Portrait de Jeanne Magnin, photographie anonyme, Dijon, musée Magnin.
Ces deux collectionneurs constituent, entre 1881 et 1935, une collection formée essentiellement en vente publique. Ils eurent le souci d’évoquer les différentes tendances artistiques en France et à l’étranger et ont acquis des œuvres peu convoitées ou peu connues, comme le soulignait Jean-Gabriel Goulinat[2], leur ami et restaurateur de peintures au musée du Louvre, dans son article de 1938 consacré au musée.
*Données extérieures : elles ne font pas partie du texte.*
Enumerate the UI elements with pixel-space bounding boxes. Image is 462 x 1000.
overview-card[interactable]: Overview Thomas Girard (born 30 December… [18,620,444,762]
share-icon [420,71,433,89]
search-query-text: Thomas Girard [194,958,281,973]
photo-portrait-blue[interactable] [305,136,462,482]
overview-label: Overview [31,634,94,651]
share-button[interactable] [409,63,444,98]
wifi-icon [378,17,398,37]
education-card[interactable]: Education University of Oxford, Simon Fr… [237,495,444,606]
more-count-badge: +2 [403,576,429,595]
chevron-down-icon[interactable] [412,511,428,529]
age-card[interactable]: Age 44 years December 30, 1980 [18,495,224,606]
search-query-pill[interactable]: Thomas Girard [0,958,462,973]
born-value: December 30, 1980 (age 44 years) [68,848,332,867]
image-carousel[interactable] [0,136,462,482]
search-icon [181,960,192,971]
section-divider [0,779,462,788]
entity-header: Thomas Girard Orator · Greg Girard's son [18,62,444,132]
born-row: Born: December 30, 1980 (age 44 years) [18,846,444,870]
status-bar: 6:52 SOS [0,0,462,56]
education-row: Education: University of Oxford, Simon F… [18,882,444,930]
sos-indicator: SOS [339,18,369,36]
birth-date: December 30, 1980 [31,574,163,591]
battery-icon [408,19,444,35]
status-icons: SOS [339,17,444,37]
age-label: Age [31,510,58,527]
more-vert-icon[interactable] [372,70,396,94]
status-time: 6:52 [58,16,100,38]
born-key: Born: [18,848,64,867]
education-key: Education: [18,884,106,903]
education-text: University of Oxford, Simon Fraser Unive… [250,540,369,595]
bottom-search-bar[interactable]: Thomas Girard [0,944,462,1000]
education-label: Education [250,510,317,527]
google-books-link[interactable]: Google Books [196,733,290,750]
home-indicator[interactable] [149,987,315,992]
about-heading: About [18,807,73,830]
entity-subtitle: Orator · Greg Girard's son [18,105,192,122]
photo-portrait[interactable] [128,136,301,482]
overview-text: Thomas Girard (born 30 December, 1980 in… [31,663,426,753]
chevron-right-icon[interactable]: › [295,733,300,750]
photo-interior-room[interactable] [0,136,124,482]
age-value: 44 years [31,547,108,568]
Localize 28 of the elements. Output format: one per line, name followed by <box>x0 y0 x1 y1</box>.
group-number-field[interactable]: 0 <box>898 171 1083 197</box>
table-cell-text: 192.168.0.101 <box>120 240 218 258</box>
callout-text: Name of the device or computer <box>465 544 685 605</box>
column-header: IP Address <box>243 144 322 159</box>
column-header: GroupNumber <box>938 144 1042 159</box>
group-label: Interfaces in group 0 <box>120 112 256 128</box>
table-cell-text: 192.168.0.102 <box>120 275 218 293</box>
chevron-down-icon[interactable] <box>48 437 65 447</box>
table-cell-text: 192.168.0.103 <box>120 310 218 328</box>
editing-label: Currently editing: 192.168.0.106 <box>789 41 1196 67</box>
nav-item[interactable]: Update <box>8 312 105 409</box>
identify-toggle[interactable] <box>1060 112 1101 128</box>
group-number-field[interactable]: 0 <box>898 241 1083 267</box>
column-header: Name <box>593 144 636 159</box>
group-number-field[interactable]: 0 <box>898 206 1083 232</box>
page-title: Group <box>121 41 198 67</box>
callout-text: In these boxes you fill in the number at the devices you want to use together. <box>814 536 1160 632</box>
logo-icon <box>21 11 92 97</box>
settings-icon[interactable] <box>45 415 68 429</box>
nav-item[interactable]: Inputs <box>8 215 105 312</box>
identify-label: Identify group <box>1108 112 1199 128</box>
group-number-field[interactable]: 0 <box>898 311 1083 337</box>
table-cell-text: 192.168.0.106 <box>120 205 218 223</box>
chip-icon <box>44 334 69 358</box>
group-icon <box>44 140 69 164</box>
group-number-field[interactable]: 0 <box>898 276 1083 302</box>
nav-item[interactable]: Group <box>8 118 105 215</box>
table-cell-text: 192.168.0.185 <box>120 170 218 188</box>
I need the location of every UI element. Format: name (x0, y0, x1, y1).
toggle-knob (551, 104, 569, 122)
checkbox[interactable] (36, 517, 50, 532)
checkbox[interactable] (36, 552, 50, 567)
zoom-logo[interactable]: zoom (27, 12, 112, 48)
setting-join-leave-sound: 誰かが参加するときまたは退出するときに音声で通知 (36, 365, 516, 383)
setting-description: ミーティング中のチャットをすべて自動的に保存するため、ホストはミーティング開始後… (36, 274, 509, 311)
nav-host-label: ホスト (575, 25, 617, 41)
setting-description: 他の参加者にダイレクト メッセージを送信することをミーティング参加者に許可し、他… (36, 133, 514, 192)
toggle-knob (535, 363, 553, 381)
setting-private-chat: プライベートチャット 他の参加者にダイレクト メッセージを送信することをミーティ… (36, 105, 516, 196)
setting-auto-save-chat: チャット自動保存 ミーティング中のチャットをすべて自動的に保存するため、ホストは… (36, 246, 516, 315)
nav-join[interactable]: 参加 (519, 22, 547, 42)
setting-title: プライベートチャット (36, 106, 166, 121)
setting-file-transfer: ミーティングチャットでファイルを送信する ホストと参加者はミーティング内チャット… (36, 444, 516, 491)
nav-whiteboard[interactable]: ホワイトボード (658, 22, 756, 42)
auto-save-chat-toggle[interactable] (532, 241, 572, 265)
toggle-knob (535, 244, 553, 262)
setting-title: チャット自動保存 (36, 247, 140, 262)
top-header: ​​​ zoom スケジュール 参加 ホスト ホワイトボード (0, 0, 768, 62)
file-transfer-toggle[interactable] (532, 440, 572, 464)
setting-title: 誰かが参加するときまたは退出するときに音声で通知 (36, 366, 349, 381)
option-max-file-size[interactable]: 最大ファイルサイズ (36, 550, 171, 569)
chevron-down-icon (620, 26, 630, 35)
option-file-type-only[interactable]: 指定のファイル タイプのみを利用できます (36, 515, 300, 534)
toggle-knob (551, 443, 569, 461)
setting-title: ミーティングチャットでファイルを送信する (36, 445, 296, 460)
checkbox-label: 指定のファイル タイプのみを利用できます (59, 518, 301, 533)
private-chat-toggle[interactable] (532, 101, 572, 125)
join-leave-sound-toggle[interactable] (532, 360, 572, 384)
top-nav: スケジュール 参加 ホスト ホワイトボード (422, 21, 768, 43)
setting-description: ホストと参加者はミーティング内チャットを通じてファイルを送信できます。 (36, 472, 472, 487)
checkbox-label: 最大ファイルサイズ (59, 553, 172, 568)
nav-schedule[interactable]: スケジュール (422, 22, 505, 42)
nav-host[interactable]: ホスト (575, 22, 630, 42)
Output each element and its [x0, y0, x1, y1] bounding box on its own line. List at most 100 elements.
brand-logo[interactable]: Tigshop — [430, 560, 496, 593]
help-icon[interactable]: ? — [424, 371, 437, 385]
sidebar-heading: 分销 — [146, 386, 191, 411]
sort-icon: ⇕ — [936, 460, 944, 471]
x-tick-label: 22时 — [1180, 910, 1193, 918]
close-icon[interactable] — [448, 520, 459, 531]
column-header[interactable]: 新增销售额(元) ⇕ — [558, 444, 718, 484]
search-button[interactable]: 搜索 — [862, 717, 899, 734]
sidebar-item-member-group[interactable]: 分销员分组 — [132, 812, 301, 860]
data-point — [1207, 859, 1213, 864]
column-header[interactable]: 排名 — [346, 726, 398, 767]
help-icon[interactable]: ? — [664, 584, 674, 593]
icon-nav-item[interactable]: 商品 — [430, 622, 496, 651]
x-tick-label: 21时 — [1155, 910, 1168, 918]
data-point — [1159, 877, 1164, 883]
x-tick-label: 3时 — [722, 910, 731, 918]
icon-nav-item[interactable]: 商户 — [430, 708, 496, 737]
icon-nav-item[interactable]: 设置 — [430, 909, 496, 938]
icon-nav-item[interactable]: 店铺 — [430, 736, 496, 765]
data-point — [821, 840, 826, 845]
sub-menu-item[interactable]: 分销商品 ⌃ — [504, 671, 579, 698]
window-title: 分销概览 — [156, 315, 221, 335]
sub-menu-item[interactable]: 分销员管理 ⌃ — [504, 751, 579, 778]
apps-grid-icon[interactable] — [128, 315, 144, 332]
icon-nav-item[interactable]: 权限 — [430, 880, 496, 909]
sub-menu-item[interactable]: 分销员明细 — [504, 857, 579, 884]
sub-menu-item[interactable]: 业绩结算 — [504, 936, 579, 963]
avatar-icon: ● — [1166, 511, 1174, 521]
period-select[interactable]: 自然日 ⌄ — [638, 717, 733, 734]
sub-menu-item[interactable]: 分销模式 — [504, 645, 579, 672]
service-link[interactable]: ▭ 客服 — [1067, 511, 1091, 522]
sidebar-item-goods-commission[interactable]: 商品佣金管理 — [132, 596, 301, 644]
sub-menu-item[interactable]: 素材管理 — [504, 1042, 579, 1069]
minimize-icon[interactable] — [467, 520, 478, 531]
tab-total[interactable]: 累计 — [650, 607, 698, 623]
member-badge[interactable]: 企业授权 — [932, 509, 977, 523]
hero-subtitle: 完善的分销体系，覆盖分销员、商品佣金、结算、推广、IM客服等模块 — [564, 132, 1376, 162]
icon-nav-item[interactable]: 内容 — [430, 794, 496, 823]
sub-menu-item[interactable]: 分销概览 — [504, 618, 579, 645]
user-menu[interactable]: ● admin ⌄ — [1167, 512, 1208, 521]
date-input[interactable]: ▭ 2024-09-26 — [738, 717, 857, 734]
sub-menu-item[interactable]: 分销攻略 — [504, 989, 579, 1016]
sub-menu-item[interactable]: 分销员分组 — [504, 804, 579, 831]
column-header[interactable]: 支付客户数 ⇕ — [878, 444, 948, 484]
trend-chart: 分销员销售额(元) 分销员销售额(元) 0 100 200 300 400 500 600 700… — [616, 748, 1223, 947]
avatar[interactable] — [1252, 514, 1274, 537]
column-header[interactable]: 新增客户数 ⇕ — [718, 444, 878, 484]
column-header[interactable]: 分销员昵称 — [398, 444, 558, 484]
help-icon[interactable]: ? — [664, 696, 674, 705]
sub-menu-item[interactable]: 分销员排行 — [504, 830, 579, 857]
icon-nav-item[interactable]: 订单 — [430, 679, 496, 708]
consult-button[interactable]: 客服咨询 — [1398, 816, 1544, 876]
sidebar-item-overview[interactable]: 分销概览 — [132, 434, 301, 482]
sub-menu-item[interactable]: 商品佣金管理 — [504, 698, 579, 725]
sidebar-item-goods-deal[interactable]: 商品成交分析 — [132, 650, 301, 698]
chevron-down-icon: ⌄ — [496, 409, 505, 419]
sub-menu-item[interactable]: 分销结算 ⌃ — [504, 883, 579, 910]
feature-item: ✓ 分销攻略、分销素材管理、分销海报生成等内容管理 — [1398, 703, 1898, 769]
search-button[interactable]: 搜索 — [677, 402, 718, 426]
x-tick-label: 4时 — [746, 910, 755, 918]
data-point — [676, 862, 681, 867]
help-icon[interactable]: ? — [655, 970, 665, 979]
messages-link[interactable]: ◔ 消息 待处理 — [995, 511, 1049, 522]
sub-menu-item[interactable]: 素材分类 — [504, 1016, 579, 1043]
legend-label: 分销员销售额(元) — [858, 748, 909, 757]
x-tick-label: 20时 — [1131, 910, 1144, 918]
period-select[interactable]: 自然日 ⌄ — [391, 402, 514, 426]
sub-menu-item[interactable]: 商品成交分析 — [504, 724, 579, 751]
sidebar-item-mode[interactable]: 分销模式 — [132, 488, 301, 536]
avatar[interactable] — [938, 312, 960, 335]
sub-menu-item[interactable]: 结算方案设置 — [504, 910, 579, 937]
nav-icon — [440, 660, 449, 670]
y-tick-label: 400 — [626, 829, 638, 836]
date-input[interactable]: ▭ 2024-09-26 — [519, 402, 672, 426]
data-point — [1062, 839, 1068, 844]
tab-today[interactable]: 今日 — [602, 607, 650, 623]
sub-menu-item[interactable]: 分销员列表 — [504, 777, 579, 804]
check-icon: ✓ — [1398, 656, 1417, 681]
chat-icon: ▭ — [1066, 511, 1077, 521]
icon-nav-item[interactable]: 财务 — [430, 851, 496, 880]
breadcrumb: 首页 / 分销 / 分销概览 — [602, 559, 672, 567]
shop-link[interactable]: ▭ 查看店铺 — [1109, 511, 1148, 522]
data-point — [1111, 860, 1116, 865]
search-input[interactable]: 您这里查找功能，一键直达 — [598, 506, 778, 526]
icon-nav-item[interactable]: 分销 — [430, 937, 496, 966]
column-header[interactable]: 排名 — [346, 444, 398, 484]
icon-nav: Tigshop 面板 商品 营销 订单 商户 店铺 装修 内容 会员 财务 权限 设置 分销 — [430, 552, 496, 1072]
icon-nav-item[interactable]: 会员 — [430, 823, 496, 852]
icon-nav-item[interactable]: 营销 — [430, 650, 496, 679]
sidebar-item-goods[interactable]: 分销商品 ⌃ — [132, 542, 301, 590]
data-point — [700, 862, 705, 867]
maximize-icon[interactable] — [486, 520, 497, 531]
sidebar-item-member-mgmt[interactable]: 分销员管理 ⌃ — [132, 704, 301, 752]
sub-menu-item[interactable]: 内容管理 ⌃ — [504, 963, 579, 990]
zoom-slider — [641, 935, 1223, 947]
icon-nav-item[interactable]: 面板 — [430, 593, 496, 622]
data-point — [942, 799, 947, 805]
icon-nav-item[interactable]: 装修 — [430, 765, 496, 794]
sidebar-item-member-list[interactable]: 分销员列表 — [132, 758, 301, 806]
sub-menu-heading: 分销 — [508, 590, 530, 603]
Maurice Magnin donne puis lègue sa collection à l’État en 1939[3]. Sans doute l’exemple de certaines donations antérieures, qui avaient permis la création de musées, dont les musées Jacquemart-André à Paris (legs de 1912) ou musée Bonnat-Helleu à Bayonne (legs de 1922), a pu les inciter à ce choix[4]. Aucune œuvre issue de ce legs ne peut faire l'objet d'un prêt[5]. Les collections ne peuvent par ailleurs s'enrichir, en raison des dispositions testamentaires de Maurice Magnin.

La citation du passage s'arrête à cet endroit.